Pacheco, Rodrigo Benjamin Mendes
PACHECO, RODRIGO BENJAMIN MENDES (d. 1749), early U.S. merchant. Pacheco, whose place of birth is unknown, went to New York City early in his career and was made freeman of the city in 1712. Increasingly prominent as his mercantile business flourished, Pacheco petitioned the authorities in 1728 with others for the right to purchase land for a Jewish cemetery. He was instrumental in the erection of the Shearith Israel synagogue on Mill Street, in 1729–30. In 1731 Pacheco was appointed colonial agent for the province. Around 1740 he did a brisk business in shipping supplies to the new colony of Georgia, where his contact was the Nunezes family.

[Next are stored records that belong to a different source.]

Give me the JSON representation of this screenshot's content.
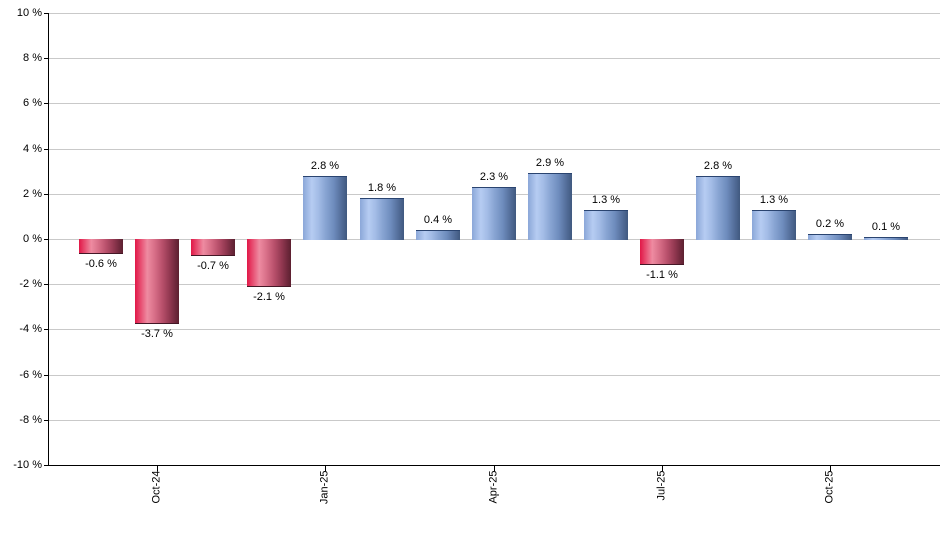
{
  "chart_data": {
    "type": "bar",
    "title": "",
    "unit": "%",
    "grid": true,
    "legend": false,
    "bars": [
      {
        "value": -0.6,
        "label": "-0.6 %"
      },
      {
        "value": -3.7,
        "label": "-3.7 %"
      },
      {
        "value": -0.7,
        "label": "-0.7 %"
      },
      {
        "value": -2.1,
        "label": "-2.1 %"
      },
      {
        "value": 2.8,
        "label": "2.8 %"
      },
      {
        "value": 1.8,
        "label": "1.8 %"
      },
      {
        "value": 0.4,
        "label": "0.4 %"
      },
      {
        "value": 2.3,
        "label": "2.3 %"
      },
      {
        "value": 2.9,
        "label": "2.9 %"
      },
      {
        "value": 1.3,
        "label": "1.3 %"
      },
      {
        "value": -1.1,
        "label": "-1.1 %"
      },
      {
        "value": 2.8,
        "label": "2.8 %"
      },
      {
        "value": 1.3,
        "label": "1.3 %"
      },
      {
        "value": 0.2,
        "label": "0.2 %"
      },
      {
        "value": 0.1,
        "label": "0.1 %"
      }
    ],
    "x_axis": {
      "ticks": [
        {
          "label": "Oct-24",
          "bar_index": 1
        },
        {
          "label": "Jan-25",
          "bar_index": 4
        },
        {
          "label": "Apr-25",
          "bar_index": 7
        },
        {
          "label": "Jul-25",
          "bar_index": 10
        },
        {
          "label": "Oct-25",
          "bar_index": 13
        }
      ]
    },
    "y_axis": {
      "ticks": [
        {
          "value": 10,
          "label": "10 %"
        },
        {
          "value": 8,
          "label": "8 %"
        },
        {
          "value": 6,
          "label": "6 %"
        },
        {
          "value": 4,
          "label": "4 %"
        },
        {
          "value": 2,
          "label": "2 %"
        },
        {
          "value": 0,
          "label": "0 %"
        },
        {
          "value": -2,
          "label": "-2 %"
        },
        {
          "value": -4,
          "label": "-4 %"
        },
        {
          "value": -6,
          "label": "-6 %"
        },
        {
          "value": -8,
          "label": "-8 %"
        },
        {
          "value": -10,
          "label": "-10 %"
        }
      ],
      "ylim": [
        -10,
        10
      ]
    },
    "colors": {
      "positive_bar_main": "#8aa6d4",
      "positive_bar_highlight": "#b6ccf2",
      "positive_bar_dark": "#40597f",
      "negative_bar_main": "#d76e87",
      "negative_bar_highlight": "#ee8ba1",
      "negative_bar_dark": "#5c2030",
      "gridline": "#c9c9c9",
      "axis": "#000000",
      "label_text": "#000000",
      "background": "#ffffff"
    }
  }
}
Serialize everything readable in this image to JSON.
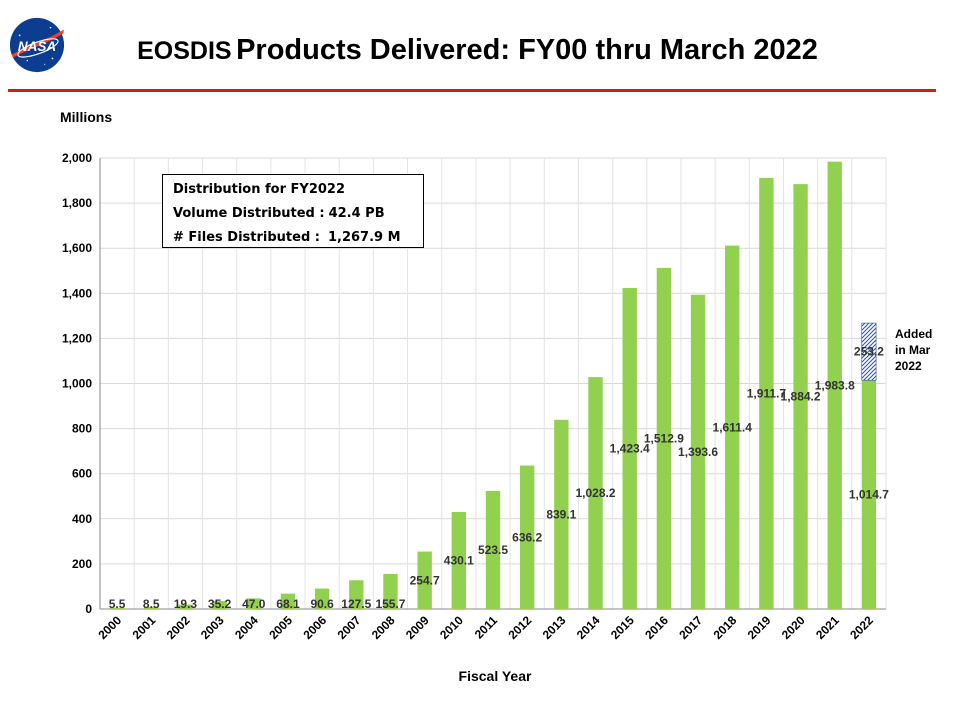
{
  "title": {
    "prefix": "EOSDIS",
    "main": "Products Delivered: FY00 thru March 2022"
  },
  "logo": {
    "text": "NASA",
    "icon": "nasa-meatball-logo"
  },
  "colors": {
    "bar": "#92d050",
    "hatch": "#2f4f9f",
    "rule": "#cc1f1f",
    "logo_blue": "#0b3d91",
    "logo_red": "#fc3d21"
  },
  "info_box": {
    "heading": "Distribution for FY2022",
    "volume_label": "Volume Distributed :",
    "volume_value": "42.4 PB",
    "files_label": "# Files Distributed :",
    "files_value": "1,267.9 M"
  },
  "annotation": "Added\nin Mar\n2022",
  "chart_data": {
    "type": "bar",
    "stacked": true,
    "units_label": "Millions",
    "xlabel": "Fiscal Year",
    "ylabel": "",
    "ylim": [
      0,
      2000
    ],
    "yticks": [
      0,
      200,
      400,
      600,
      800,
      1000,
      1200,
      1400,
      1600,
      1800,
      2000
    ],
    "ytick_labels": [
      "0",
      "200",
      "400",
      "600",
      "800",
      "1,000",
      "1,200",
      "1,400",
      "1,600",
      "1,800",
      "2,000"
    ],
    "grid": true,
    "categories": [
      "2000",
      "2001",
      "2002",
      "2003",
      "2004",
      "2005",
      "2006",
      "2007",
      "2008",
      "2009",
      "2010",
      "2011",
      "2012",
      "2013",
      "2014",
      "2015",
      "2016",
      "2017",
      "2018",
      "2019",
      "2020",
      "2021",
      "2022"
    ],
    "series": [
      {
        "values": [
          5.5,
          8.5,
          19.3,
          35.2,
          47.0,
          68.1,
          90.6,
          127.5,
          155.7,
          254.7,
          430.1,
          523.5,
          636.2,
          839.1,
          1028.2,
          1423.4,
          1512.9,
          1393.6,
          1611.4,
          1911.7,
          1884.2,
          1983.8,
          1014.7
        ],
        "labels": [
          "5.5",
          "8.5",
          "19.3",
          "35.2",
          "47.0",
          "68.1",
          "90.6",
          "127.5",
          "155.7",
          "254.7",
          "430.1",
          "523.5",
          "636.2",
          "839.1",
          "1,028.2",
          "1,423.4",
          "1,512.9",
          "1,393.6",
          "1,611.4",
          "1,911.7",
          "1,884.2",
          "1,983.8",
          "1,014.7"
        ]
      },
      {
        "values": [
          0,
          0,
          0,
          0,
          0,
          0,
          0,
          0,
          0,
          0,
          0,
          0,
          0,
          0,
          0,
          0,
          0,
          0,
          0,
          0,
          0,
          0,
          253.2
        ],
        "labels": [
          "",
          "",
          "",
          "",
          "",
          "",
          "",
          "",
          "",
          "",
          "",
          "",
          "",
          "",
          "",
          "",
          "",
          "",
          "",
          "",
          "",
          "",
          "253.2"
        ],
        "pattern": "hatched"
      }
    ]
  }
}
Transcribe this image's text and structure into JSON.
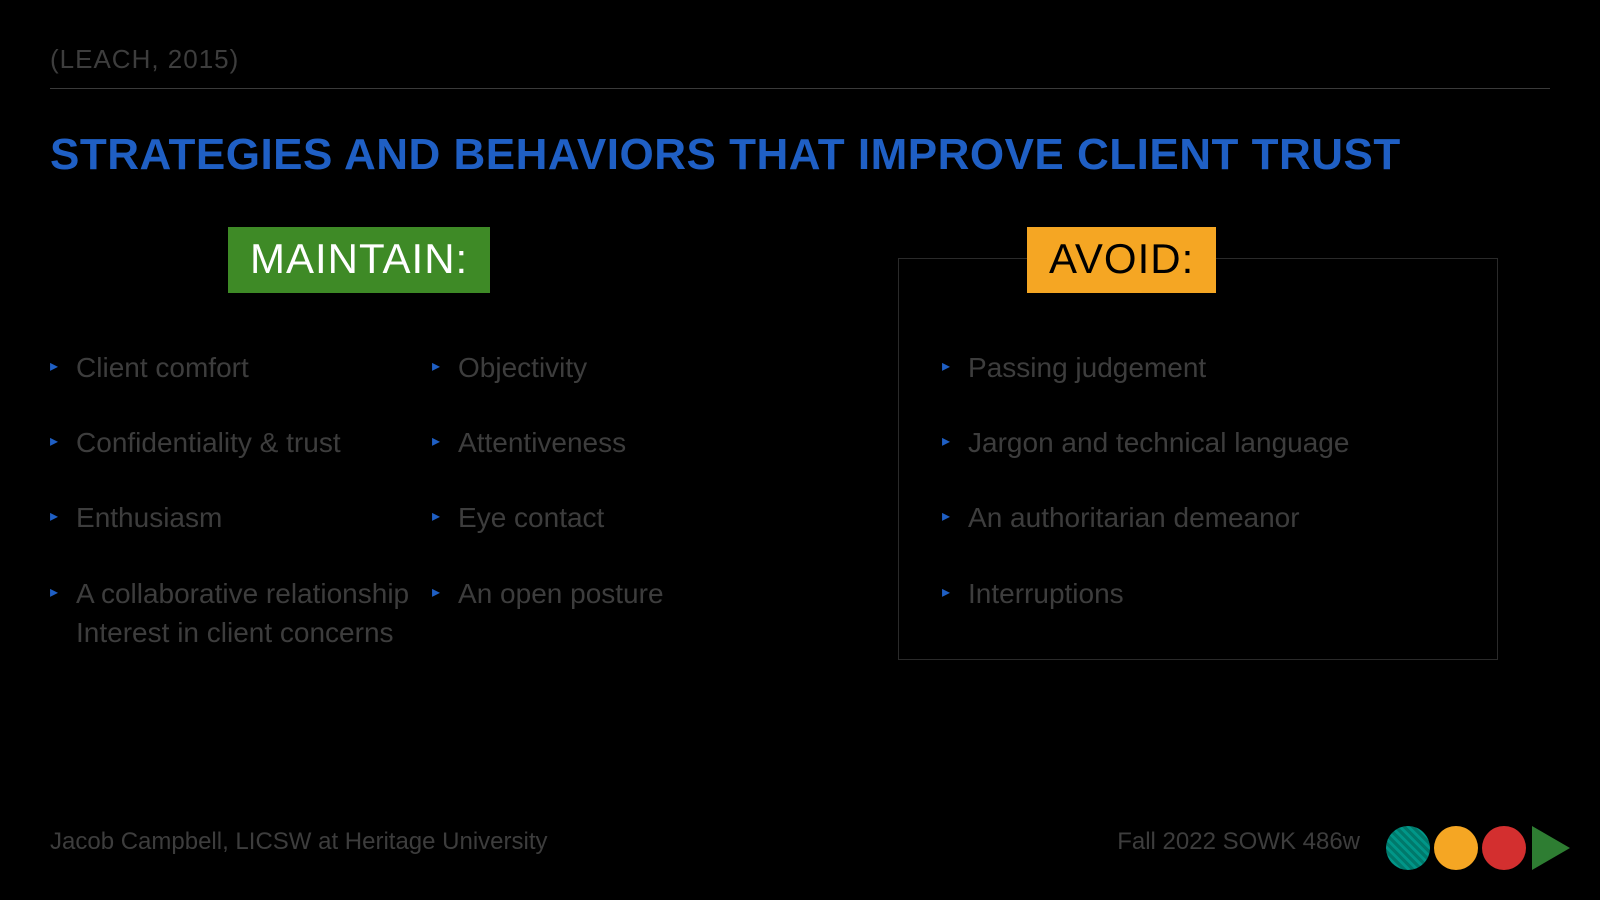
{
  "citation": "(LEACH, 2015)",
  "title": "STRATEGIES AND BEHAVIORS THAT IMPROVE CLIENT TRUST",
  "maintain_label": "MAINTAIN:",
  "avoid_label": "AVOID:",
  "maintain_col1": [
    "Client comfort",
    "Confidentiality & trust",
    "Enthusiasm",
    "A collaborative relationship Interest in client concerns"
  ],
  "maintain_col2": [
    "Objectivity",
    "Attentiveness",
    "Eye contact",
    "An open posture"
  ],
  "avoid_items": [
    "Passing judgement",
    "Jargon and technical language",
    "An authoritarian demeanor",
    "Interruptions"
  ],
  "footer_left": "Jacob Campbell, LICSW at Heritage University",
  "footer_right": "Fall 2022 SOWK 486w",
  "colors": {
    "background": "#000000",
    "title_color": "#1f5fc4",
    "maintain_bg": "#3e8a26",
    "avoid_bg": "#f5a623",
    "dim_text": "#3d3d3d",
    "bullet_marker": "#1f5fc4",
    "divider": "#3a3a3a",
    "box_border": "#2a2a2a",
    "logo_teal": "#009688",
    "logo_orange": "#f5a623",
    "logo_red": "#d32f2f",
    "logo_green": "#2e7d32"
  },
  "typography": {
    "citation_fontsize": 26,
    "title_fontsize": 44,
    "label_fontsize": 42,
    "body_fontsize": 28,
    "footer_fontsize": 24
  }
}
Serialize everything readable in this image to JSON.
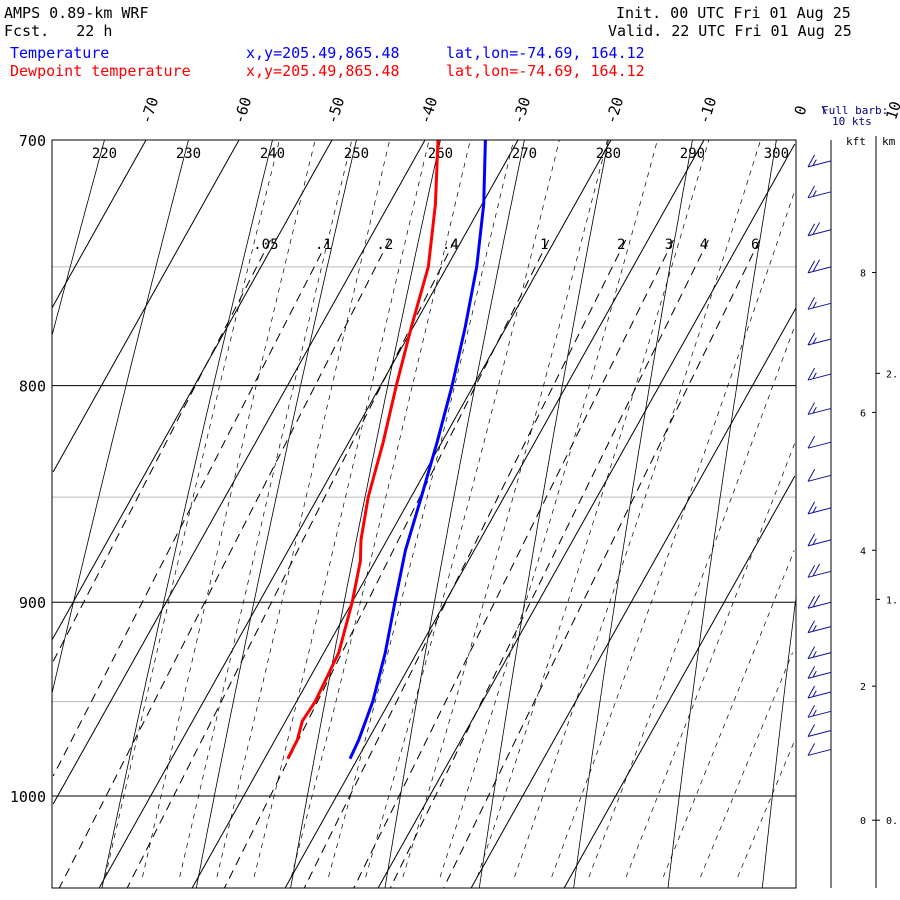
{
  "header": {
    "model": "AMPS 0.89-km WRF",
    "fcst": "Fcst.   22 h",
    "init": "Init. 00 UTC Fri 01 Aug 25",
    "valid": "Valid. 22 UTC Fri 01 Aug 25"
  },
  "legend": [
    {
      "name": "Temperature",
      "coords": "x,y=205.49,865.48",
      "latlon": "lat,lon=-74.69, 164.12",
      "color": "#0000ff"
    },
    {
      "name": "Dewpoint temperature",
      "coords": "x,y=205.49,865.48",
      "latlon": "lat,lon=-74.69, 164.12",
      "color": "#ff0000"
    }
  ],
  "barb_legend": {
    "line1": "Full barb:",
    "line2": "10 kts"
  },
  "height_axis": {
    "kft_label": "kft",
    "km_label": "km",
    "kft_ticks": [
      0,
      2,
      4,
      6,
      8
    ],
    "km_ticks": [
      {
        "label": "0.",
        "km": 0
      },
      {
        "label": "1.",
        "km": 1
      },
      {
        "label": "2.",
        "km": 2
      }
    ]
  },
  "chart_data": {
    "type": "line",
    "diagram": "skew-T log-P",
    "pressure_ticks": [
      700,
      800,
      900,
      1000
    ],
    "ylim": [
      1045,
      700
    ],
    "temperature_ticks": [
      -70,
      -60,
      -50,
      -40,
      -30,
      -20,
      -10,
      0,
      10
    ],
    "dry_adiabat_labels": [
      220,
      230,
      240,
      250,
      260,
      270,
      280,
      290,
      300
    ],
    "mixing_ratio_labels": [
      ".05",
      ".1",
      ".2",
      ".4",
      "1",
      "2",
      "3",
      "4",
      "6"
    ],
    "mixing_ratio_values": [
      0.05,
      0.1,
      0.2,
      0.4,
      1,
      2,
      3,
      4,
      6
    ],
    "series": [
      {
        "name": "Temperature",
        "color": "#0000ff",
        "points": [
          {
            "p": 980,
            "t": -10.8
          },
          {
            "p": 970,
            "t": -11.0
          },
          {
            "p": 950,
            "t": -11.8
          },
          {
            "p": 925,
            "t": -13.4
          },
          {
            "p": 900,
            "t": -15.4
          },
          {
            "p": 875,
            "t": -17.4
          },
          {
            "p": 850,
            "t": -18.9
          },
          {
            "p": 825,
            "t": -20.5
          },
          {
            "p": 800,
            "t": -22.3
          },
          {
            "p": 775,
            "t": -24.4
          },
          {
            "p": 750,
            "t": -26.8
          },
          {
            "p": 725,
            "t": -29.8
          },
          {
            "p": 700,
            "t": -33.5
          }
        ]
      },
      {
        "name": "Dewpoint temperature",
        "color": "#ff0000",
        "points": [
          {
            "p": 980,
            "t": -17.5
          },
          {
            "p": 970,
            "t": -17.6
          },
          {
            "p": 960,
            "t": -18.2
          },
          {
            "p": 950,
            "t": -18.0
          },
          {
            "p": 925,
            "t": -18.4
          },
          {
            "p": 900,
            "t": -20.0
          },
          {
            "p": 880,
            "t": -21.6
          },
          {
            "p": 870,
            "t": -22.8
          },
          {
            "p": 850,
            "t": -24.6
          },
          {
            "p": 825,
            "t": -26.3
          },
          {
            "p": 800,
            "t": -28.3
          },
          {
            "p": 775,
            "t": -30.2
          },
          {
            "p": 750,
            "t": -32.0
          },
          {
            "p": 725,
            "t": -35.0
          },
          {
            "p": 700,
            "t": -38.6
          }
        ]
      }
    ],
    "wind_barbs": [
      {
        "p": 975,
        "spd": 10
      },
      {
        "p": 965,
        "spd": 10
      },
      {
        "p": 955,
        "spd": 15
      },
      {
        "p": 945,
        "spd": 15
      },
      {
        "p": 935,
        "spd": 15
      },
      {
        "p": 925,
        "spd": 15
      },
      {
        "p": 912,
        "spd": 15
      },
      {
        "p": 900,
        "spd": 20
      },
      {
        "p": 885,
        "spd": 20
      },
      {
        "p": 870,
        "spd": 15
      },
      {
        "p": 855,
        "spd": 15
      },
      {
        "p": 840,
        "spd": 10
      },
      {
        "p": 825,
        "spd": 10
      },
      {
        "p": 810,
        "spd": 15
      },
      {
        "p": 795,
        "spd": 15
      },
      {
        "p": 780,
        "spd": 15
      },
      {
        "p": 765,
        "spd": 15
      },
      {
        "p": 750,
        "spd": 20
      },
      {
        "p": 735,
        "spd": 20
      },
      {
        "p": 720,
        "spd": 15
      },
      {
        "p": 708,
        "spd": 15
      }
    ]
  }
}
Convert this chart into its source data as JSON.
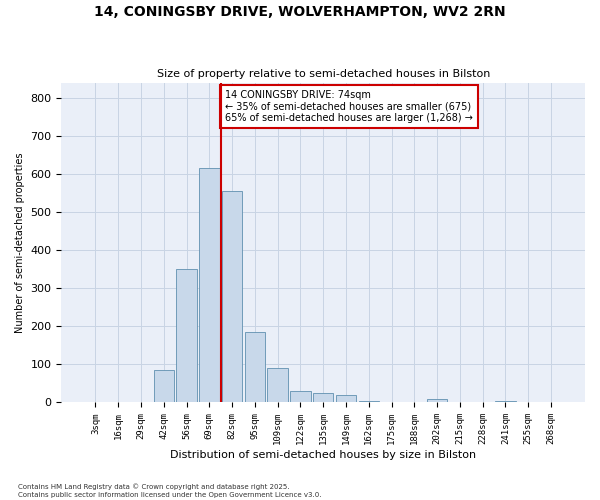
{
  "title_line1": "14, CONINGSBY DRIVE, WOLVERHAMPTON, WV2 2RN",
  "title_line2": "Size of property relative to semi-detached houses in Bilston",
  "xlabel": "Distribution of semi-detached houses by size in Bilston",
  "ylabel": "Number of semi-detached properties",
  "bin_labels": [
    "3sqm",
    "16sqm",
    "29sqm",
    "42sqm",
    "56sqm",
    "69sqm",
    "82sqm",
    "95sqm",
    "109sqm",
    "122sqm",
    "135sqm",
    "149sqm",
    "162sqm",
    "175sqm",
    "188sqm",
    "202sqm",
    "215sqm",
    "228sqm",
    "241sqm",
    "255sqm",
    "268sqm"
  ],
  "bar_heights": [
    2,
    0,
    0,
    85,
    350,
    615,
    555,
    185,
    90,
    30,
    25,
    20,
    5,
    0,
    0,
    10,
    0,
    0,
    5,
    0,
    0
  ],
  "bar_color": "#c8d8ea",
  "bar_edge_color": "#6090b0",
  "vline_index": 6,
  "annotation_text": "14 CONINGSBY DRIVE: 74sqm\n← 35% of semi-detached houses are smaller (675)\n65% of semi-detached houses are larger (1,268) →",
  "vline_color": "#cc0000",
  "box_color": "#cc0000",
  "ylim": [
    0,
    840
  ],
  "yticks": [
    0,
    100,
    200,
    300,
    400,
    500,
    600,
    700,
    800
  ],
  "grid_color": "#c8d4e4",
  "bg_color": "#eaeff8",
  "footnote": "Contains HM Land Registry data © Crown copyright and database right 2025.\nContains public sector information licensed under the Open Government Licence v3.0."
}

A more extensive enterprise was carried on there by a competitor, Jacob *Franks, who, unlike Pacheco, was Ashkenazi. In the wake of a bitter legal entanglement over his business affairs, Pacheco settled permanently in London in 1731.
BIBLIOGRAPHY:
J.R. Marcus, Early American Jewry, 1 (1951), 158; 2 (1953), 293; L. Hershkowitz and I.S. Meyer (eds.), Lee Max Friedman Collection of American Colonial Correspondence (1968); M. Stern, Americans of Jewish Descent (1960).